[MPlayer-dev-eng] [PATCH] Use _NET_WM_NAME for UTF-8 title in X11 if supported

Fri Jun 23 20:01:04 CEST 2006

On Fri, Jun 23, 2006 at 07:24:29PM +0200, Matthias Hopf wrote:
> On Jun 23, 06 11:58:53 -0400, Rich Felker wrote:
> > > I don't think locale stuff can be done lightweight, too much stuff to be
> > > considered especially for arabian (right-to-left) and eastern (large
> > > charsets, combined characters, multiwidth characters) languages.
> > 
> > None of this requires significant special support by ordinary
> > applications. If you don't believe it can be done lightweight then try
> > out my 640k DOS UTF-8 terminal emulator with support for all scripts
> > once it's released. (Yes the 640k includes all glyphs. :)
> 
> Including all >68000 glyphs?

Many (most of the latin and greek characters) are precombined.
Performing canonical decomposition reduces the number of glyphs, but
of course doesn't help CJK.

> That makes less than 10 bytes per glyph,
> which would be impressive for a 14 point font ;)

7:5 compression ratio is not that impressive.

> BTW - where did you get all that glyphs from? We are constantly
> struggling geting all glyphs in a decent quality font...

I don't have them all, but unifont (iirc that's the name) has a lot in
8x16 format, and I've created some myself.

If you want to see it all, have a little patience since almost nothing
is done yet. The main work I've done is the theoretical estimates
(based on similar-complexity code I've already written) which have the
program easily fitting in 640k.

> > > - not being able to easily(!) switch between POSIX/C style and locale
> > 
> > Even if you could do this it's still broken, because all it can do is
> > make _localized_ applications, not _internationalized_ applications.
> > We do not live in a world of isolation anymore. Just because I'm in
> > country X does not mean I don't want to be able to process data from
> > country Y.
> 
> That's why I need something like this. To store data in a format that
> can be easily read in another locale. Is this missunderstandable?
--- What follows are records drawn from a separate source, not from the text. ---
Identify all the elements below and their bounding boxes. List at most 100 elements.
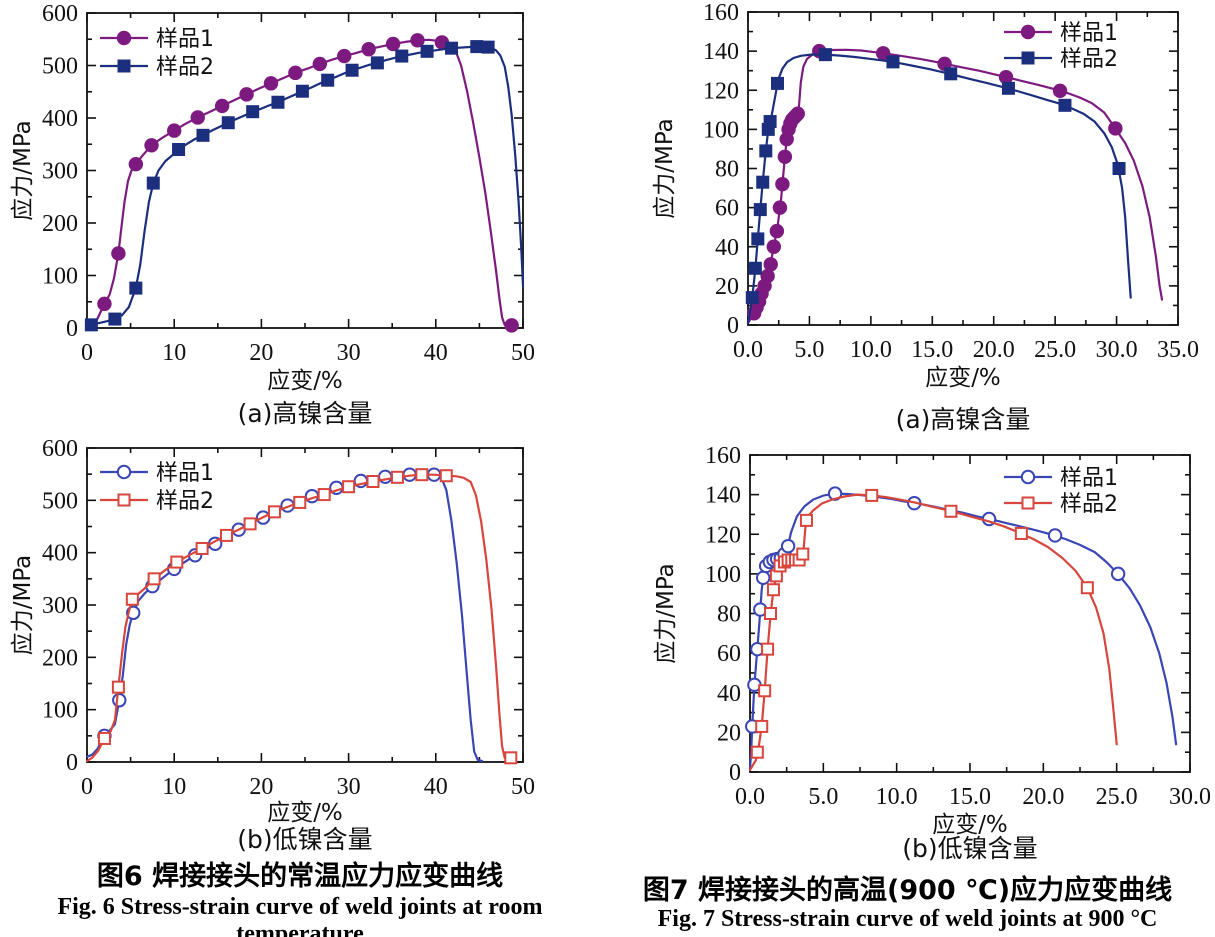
- x-tick-label: 20.0: [1022, 784, 1064, 810]
- fig7b-marker-样品2: [755, 719, 769, 733]
- fig6a-marker-样品1: [385, 36, 401, 52]
- fig6b-marker-样品2: [317, 488, 331, 502]
- fig7b-marker-样品2: [944, 504, 958, 518]
- x-tick-label: 0.0: [733, 337, 763, 363]
- y-tick-label: 20: [717, 720, 741, 746]
- sub-caption-fig6a: (a)高镍含量: [238, 399, 373, 428]
- legend-label: 样品2: [1060, 47, 1118, 72]
- fig7b-marker-样品2: [1080, 581, 1094, 595]
- fig6a-marker-样品2: [196, 128, 210, 142]
- fig7a-marker-样品2: [1001, 81, 1015, 95]
- y-tick-label: 500: [42, 54, 78, 80]
- fig6a-marker-样品2: [84, 318, 98, 332]
- fig7a-line-样品1: [746, 48, 1164, 325]
- fig7b-line-样品2: [748, 493, 1118, 772]
- fig7b-marker-样品1: [780, 538, 796, 554]
- legend-label: 样品2: [156, 55, 214, 80]
- plot-frame: [86, 12, 524, 329]
- legend-label: 样品2: [156, 489, 214, 514]
- fig6b-marker-样品2: [366, 474, 380, 488]
- fig7a-marker-样品2: [745, 291, 759, 305]
- fig6a-marker-样品1: [288, 65, 303, 81]
- fig6a-marker-样品2: [470, 40, 484, 54]
- fig6-caption-en: Fig. 6 Stress-strain curve of weld joint…: [57, 894, 543, 937]
- y-axis-label: 应力/MPa: [653, 563, 679, 664]
- fig7a-marker-样品1: [777, 149, 793, 164]
- fig6b-marker-样品2: [267, 505, 281, 519]
- fig6b-marker-样品2: [293, 495, 307, 509]
- y-tick-label: 140: [703, 39, 739, 65]
- chart-fig6a: 0 10 20 30 40 500100200300400500600应变/%应力/MPa…: [10, 1, 535, 428]
- legend-marker: [117, 59, 131, 73]
- y-tick-label: 100: [42, 264, 78, 290]
- x-tick-label: 40: [424, 774, 448, 800]
- y-tick-label: 200: [42, 211, 78, 237]
- y-tick-label: 500: [42, 488, 78, 514]
- x-axis-label: 应变/%: [932, 812, 1008, 838]
- chart-fig6b: 0 10 20 30 40 500100200300400500600应变/%应力/MPa…: [10, 436, 535, 854]
- x-tick-label: 50: [511, 774, 535, 800]
- fig6b-marker-样品2: [111, 680, 125, 694]
- legend-marker: [117, 493, 131, 507]
- fig6a-marker-样品2: [271, 95, 285, 109]
- y-tick-label: 400: [42, 106, 78, 132]
- y-tick-label: 120: [705, 522, 741, 548]
- legend-marker: [1020, 469, 1036, 485]
- fig6a-marker-样品1: [167, 123, 182, 138]
- legend-label: 样品1: [1060, 21, 1118, 46]
- fig6a-marker-样品2: [481, 40, 495, 54]
- fig7b-line-样品1: [748, 492, 1178, 770]
- fig7a-marker-样品2: [751, 232, 765, 246]
- sub-caption-fig6b: (b)低镍含量: [237, 825, 372, 854]
- y-axis-label: 应力/MPa: [652, 118, 678, 219]
- fig6b-marker-样品2: [415, 468, 429, 482]
- x-axis-label: 应变/%: [267, 800, 343, 826]
- fig6a-marker-样品2: [420, 44, 434, 58]
- fig7a-marker-样品2: [763, 115, 777, 129]
- x-tick-label: 30.0: [1169, 784, 1211, 810]
- fig6a-marker-样品2: [395, 49, 409, 63]
- x-tick-label: 10.0: [850, 337, 892, 363]
- fig7a-marker-样品2: [748, 261, 762, 275]
- fig6b-marker-样品2: [170, 555, 184, 569]
- fig6a-marker-样品1: [361, 42, 376, 57]
- fig6a-marker-样品2: [444, 41, 458, 55]
- fig6a-marker-样品1: [312, 56, 328, 72]
- x-axis-label: 应变/%: [267, 368, 343, 394]
- legend-label: 样品1: [1060, 466, 1118, 491]
- y-tick-label: 120: [703, 78, 739, 104]
- legend-marker: [1021, 496, 1035, 510]
- fig6-caption-cn: 图6 焊接接头的常温应力应变曲线: [96, 861, 504, 892]
- fig7b-marker-样品2: [796, 547, 810, 561]
- fig7a-marker-样品1: [769, 223, 785, 239]
- fig7a-marker-样品2: [1058, 98, 1072, 112]
- fig6b-marker-样品2: [125, 592, 139, 606]
- legend-marker: [116, 464, 132, 480]
- fig7-caption-en: Fig. 7 Stress-strain curve of weld joint…: [657, 906, 1158, 932]
- fig6a-marker-样品1: [239, 87, 254, 102]
- sub-caption-fig7a: (a)高镍含量: [896, 405, 1031, 434]
- fig6a-marker-样品1: [128, 157, 144, 172]
- fig6a-marker-样品2: [295, 84, 309, 98]
- fig7b-marker-样品2: [758, 684, 772, 698]
- y-tick-label: 200: [42, 645, 78, 671]
- x-tick-label: 30: [337, 340, 361, 366]
- x-tick-label: 5.0: [794, 337, 824, 363]
- y-tick-label: 80: [717, 602, 741, 628]
- x-tick-label: 20.0: [973, 337, 1015, 363]
- x-tick-label: 15.0: [911, 337, 953, 363]
- y-tick-label: 0: [729, 760, 741, 786]
- fig6a-marker-样品1: [263, 76, 279, 91]
- y-tick-label: 60: [717, 641, 741, 667]
- y-tick-label: 300: [42, 593, 78, 619]
- fig7b-marker-样品2: [1014, 526, 1028, 540]
- fig7a-marker-样品1: [775, 176, 790, 192]
- x-tick-label: 10: [162, 340, 186, 366]
- y-tick-label: 400: [42, 541, 78, 567]
- fig6a-marker-样品1: [337, 48, 352, 64]
- fig6b-marker-样品2: [439, 469, 453, 483]
- y-tick-label: 0: [66, 316, 78, 342]
- fig7a-marker-样品1: [763, 257, 778, 272]
- fig7a-marker-样品1: [760, 268, 775, 284]
- legend-marker: [1020, 24, 1036, 40]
Well you also possibly want to be able to display data formatted
according to multiple differing cultural conventions in one
application/document. This concept especially hilights the brokenness
of LC_CTYPE case mappings -- just because I live in country X does not
mean all the text I process will be in the official language of
country X. Surely Turkish users will process a lot of English text as
well as Turkish text, and the case mappings will be horribly broken.
:)

> > This is what my C library implementation provides, and nothing else.
> > UTF-8 will also mostly work with 'ordinary' C locale except that
> > character widths and such will be messed up.
> 
> ... which is irrelevant if the user can only display ASCII anyway.
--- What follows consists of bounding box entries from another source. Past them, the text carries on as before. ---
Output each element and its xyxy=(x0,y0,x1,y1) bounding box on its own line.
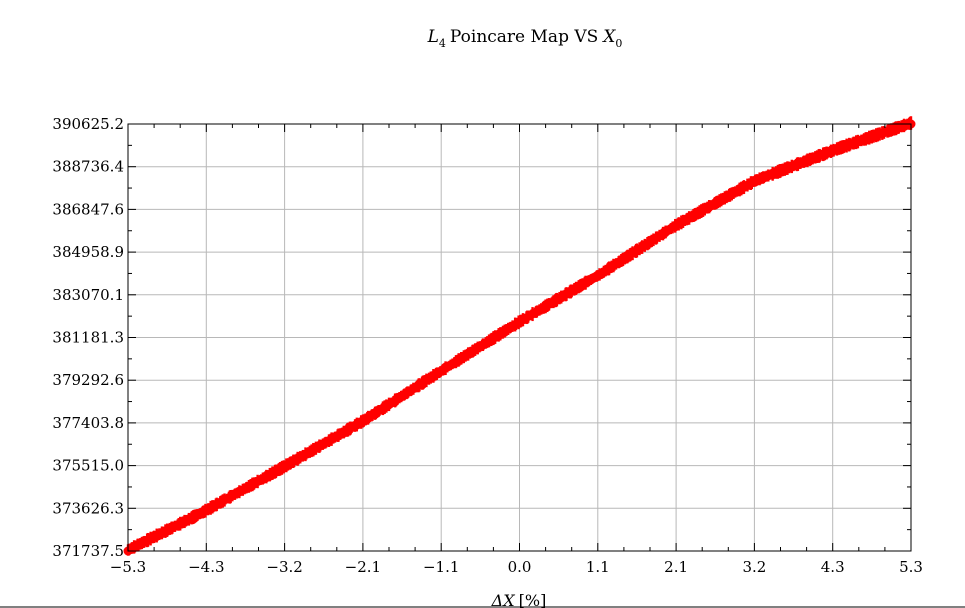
data-point-key xyxy=(278,463,288,473)
y-tick-label: 373626.3 xyxy=(52,499,124,517)
x-tick-label: −3.2 xyxy=(266,558,302,576)
data-point-key xyxy=(359,416,369,426)
x-axis-label: ΔX [%] xyxy=(491,591,547,608)
y-tick-label: 388736.4 xyxy=(52,158,124,176)
data-series xyxy=(123,116,916,556)
y-tick-label: 390625.2 xyxy=(52,115,124,133)
y-tick-label: 379292.6 xyxy=(52,371,124,389)
x-tick-label: 2.1 xyxy=(664,558,688,576)
y-tick-label: 377403.8 xyxy=(52,414,124,432)
x-tick-label: −2.1 xyxy=(345,558,381,576)
x-tick-label: 5.3 xyxy=(899,558,923,576)
y-tick-label: 371737.5 xyxy=(52,542,124,560)
data-point-key xyxy=(596,270,606,280)
data-point-key xyxy=(433,369,443,379)
x-tick-label: 1.1 xyxy=(586,558,610,576)
x-tick-label: 3.2 xyxy=(742,558,766,576)
data-point-key xyxy=(197,509,207,519)
data-point-key xyxy=(751,176,761,186)
data-point-key xyxy=(515,318,524,328)
y-tick-label: 384958.9 xyxy=(52,243,124,261)
x-tick-label: −4.3 xyxy=(188,558,224,576)
axis-ticks xyxy=(127,123,912,552)
data-point-key xyxy=(670,222,680,232)
chart-title: L4 Poincare Map VS X0 xyxy=(427,27,623,50)
x-tick-label: 0.0 xyxy=(508,558,532,576)
y-tick-label: 375515.0 xyxy=(52,457,124,475)
x-tick-label: 4.3 xyxy=(821,558,845,576)
data-point-key xyxy=(832,145,842,155)
x-tick-label: −5.3 xyxy=(110,558,146,576)
tick-labels: −5.3 −4.3 −3.2 −2.1 −1.1 0.0 1.1 2.1 3.2 4.3 5.3 37… xyxy=(52,115,923,576)
y-tick-label: 383070.1 xyxy=(52,286,124,304)
y-tick-label: 386847.6 xyxy=(52,200,124,218)
x-tick-label: −1.1 xyxy=(423,558,459,576)
y-tick-label: 381181.3 xyxy=(52,329,124,347)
I'm thinking of any program that can display the text through an
opaque mechanism without having to know how it works -- either plain
text output to stdout, or an interface library that hides all the
display issues in its widgets, etc. For your basic command line
programs, the only time they need to care about multibyte character or
character width is if they have interactive line editing or
tabular/column output (like ls). And for GUI apps the calling program
hardly needs to know anything about the text since the widgets handle
everything.

> > > maybe with current characterset encoding.
> > 
> > Idea of current charset is deprecated. Hopefully it will be gone in 5
> > years or so..
> 
> In a perfect world you would be right.
> I don't think we will have e.g. the majority of Japanese people
> converted in 5 years :-(
> 
> Apple was bold enough to nuke everything non-UTF-8, but I just heard
> that in Japan Macintoshs are almost not used for text processing...
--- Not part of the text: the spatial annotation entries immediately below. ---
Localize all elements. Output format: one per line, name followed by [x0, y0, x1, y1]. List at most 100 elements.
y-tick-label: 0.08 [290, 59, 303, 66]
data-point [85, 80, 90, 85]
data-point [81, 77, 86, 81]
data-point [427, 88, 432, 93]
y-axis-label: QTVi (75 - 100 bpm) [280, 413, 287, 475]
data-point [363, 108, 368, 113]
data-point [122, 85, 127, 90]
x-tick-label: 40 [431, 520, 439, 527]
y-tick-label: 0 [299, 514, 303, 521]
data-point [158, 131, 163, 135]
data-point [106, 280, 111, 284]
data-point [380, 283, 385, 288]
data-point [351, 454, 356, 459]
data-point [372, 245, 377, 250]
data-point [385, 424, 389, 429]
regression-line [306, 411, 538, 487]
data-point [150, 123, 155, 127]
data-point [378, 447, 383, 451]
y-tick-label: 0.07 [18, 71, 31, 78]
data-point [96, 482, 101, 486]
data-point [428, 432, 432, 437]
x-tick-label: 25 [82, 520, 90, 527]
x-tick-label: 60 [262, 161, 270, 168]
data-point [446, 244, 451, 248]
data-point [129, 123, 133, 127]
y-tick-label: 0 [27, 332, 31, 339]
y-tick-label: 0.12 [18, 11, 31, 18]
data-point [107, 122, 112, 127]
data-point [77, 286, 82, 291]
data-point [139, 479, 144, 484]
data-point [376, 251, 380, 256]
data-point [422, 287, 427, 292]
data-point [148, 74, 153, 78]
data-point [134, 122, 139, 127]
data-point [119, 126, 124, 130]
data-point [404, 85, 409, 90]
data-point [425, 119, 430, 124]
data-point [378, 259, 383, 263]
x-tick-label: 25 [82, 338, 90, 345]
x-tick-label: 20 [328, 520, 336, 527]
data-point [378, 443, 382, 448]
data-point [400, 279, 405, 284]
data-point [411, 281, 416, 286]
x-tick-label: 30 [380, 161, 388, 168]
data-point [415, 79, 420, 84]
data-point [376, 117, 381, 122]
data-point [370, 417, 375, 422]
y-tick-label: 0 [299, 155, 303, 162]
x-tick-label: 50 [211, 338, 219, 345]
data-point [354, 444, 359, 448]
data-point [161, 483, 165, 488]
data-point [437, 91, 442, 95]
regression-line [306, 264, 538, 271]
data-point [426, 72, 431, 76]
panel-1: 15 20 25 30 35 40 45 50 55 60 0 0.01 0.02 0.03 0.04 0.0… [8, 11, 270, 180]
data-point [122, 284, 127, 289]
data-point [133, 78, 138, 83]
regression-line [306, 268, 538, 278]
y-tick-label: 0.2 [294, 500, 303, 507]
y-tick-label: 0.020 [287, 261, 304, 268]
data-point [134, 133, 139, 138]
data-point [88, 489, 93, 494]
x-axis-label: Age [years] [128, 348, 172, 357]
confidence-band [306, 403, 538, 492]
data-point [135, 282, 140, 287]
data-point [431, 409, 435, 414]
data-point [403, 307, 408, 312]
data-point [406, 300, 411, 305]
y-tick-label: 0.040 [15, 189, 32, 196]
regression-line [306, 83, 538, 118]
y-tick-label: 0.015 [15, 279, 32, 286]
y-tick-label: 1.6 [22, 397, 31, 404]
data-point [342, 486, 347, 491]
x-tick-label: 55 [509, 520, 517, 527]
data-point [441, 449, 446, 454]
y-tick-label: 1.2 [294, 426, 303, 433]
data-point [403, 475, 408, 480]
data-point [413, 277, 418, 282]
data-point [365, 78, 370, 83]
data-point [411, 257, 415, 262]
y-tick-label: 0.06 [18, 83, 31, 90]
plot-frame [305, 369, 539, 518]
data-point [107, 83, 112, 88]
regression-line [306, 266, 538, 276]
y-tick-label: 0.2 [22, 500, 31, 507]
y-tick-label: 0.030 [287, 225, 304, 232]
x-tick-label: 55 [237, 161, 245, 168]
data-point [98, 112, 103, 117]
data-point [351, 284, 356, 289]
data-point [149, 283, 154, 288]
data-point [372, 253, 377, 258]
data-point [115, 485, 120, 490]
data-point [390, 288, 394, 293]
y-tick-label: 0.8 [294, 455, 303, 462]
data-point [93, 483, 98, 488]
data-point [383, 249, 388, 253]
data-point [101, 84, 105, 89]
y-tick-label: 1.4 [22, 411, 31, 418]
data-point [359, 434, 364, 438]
It's still a smart move for the overall good, if not a smart business
move for apple. Hopefully things like this will speed the abandonment
of legacy character sets. In any case, I'm thinking about the *nix
world, not Windows, and I think *nix users have a lot more interest in
using UTF-8 especially in locales that already required legacy
multibyte encodings. To my knowledge, the legacy Japanese encodings
are (almost?) all problematic for inclusion in text files with ascii
semantics, e.g. config files.

Rich